Fixed mortgage rates fell in the week ending July 5 as consumer spending and declining manufacturing activity pushed long-term Treasury bond yields lower, Freddie Mac said in its latest primary mortgage market survey.
As those yields edged lower, it allowed fixed mortgage rates to hit new all-time record lows, Freddie said.
The average 30-year, fixed-rate mortgage fell from 3.66% last week to 3.62% in the most recent survey. In addition, the 15-year, FRM fell from 2.94% to 2.89%. A year ago, the same rate held at 3.75%.
Meanwhile, the 5-year Treasury-indexed ARM fell from 3.30% a year ago to 2.79% last week. In addition, the 1-year Treasury-indexed ARM fell from 2.74% last week to 2.68%. A year earlier the same rate hovered at 3.01%.
“Recent economic data releases of less consumer spending and a contraction in the manufacturing industry drove long-term Treasury bond yields lower over the week and allowed fixed mortgage rates to hit new all-time record lows,” said Frank Nothaft, chief economist for Freddie Mac.
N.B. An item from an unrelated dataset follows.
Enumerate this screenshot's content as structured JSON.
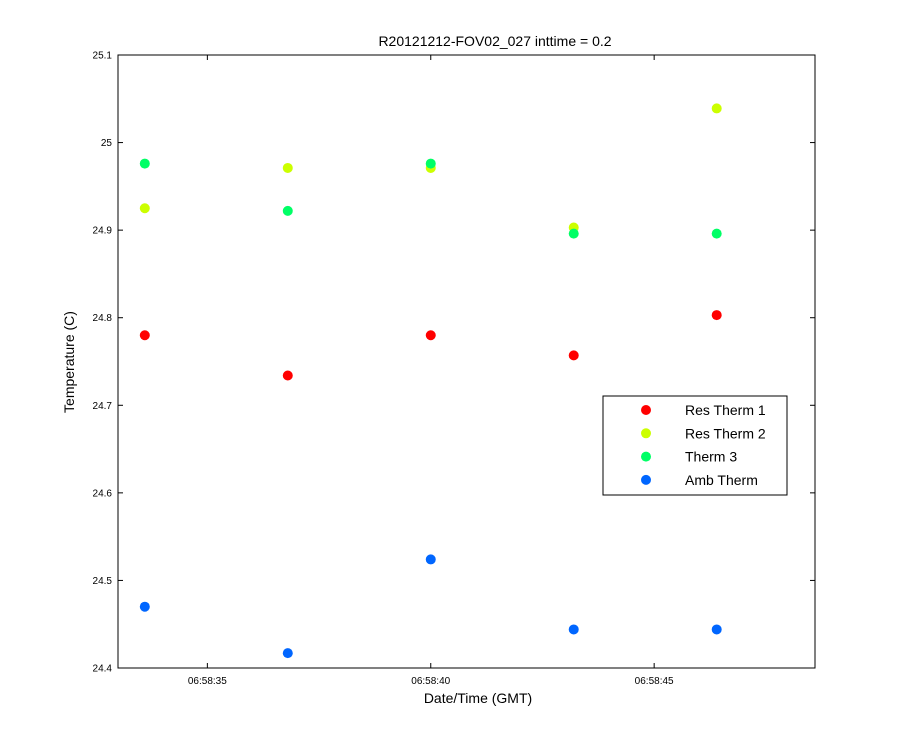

“Growth in personal expenditures was revised downward to an annualized rate of 2.5% in the final GDP estimates for the first quarter of the year. In addition, monthly consumer spending in April was revised from a 0.3% gain to 0.1% and was unchanged in May.”
Manufacturing also slowed putting a damper on the nation’s overall economic outlook.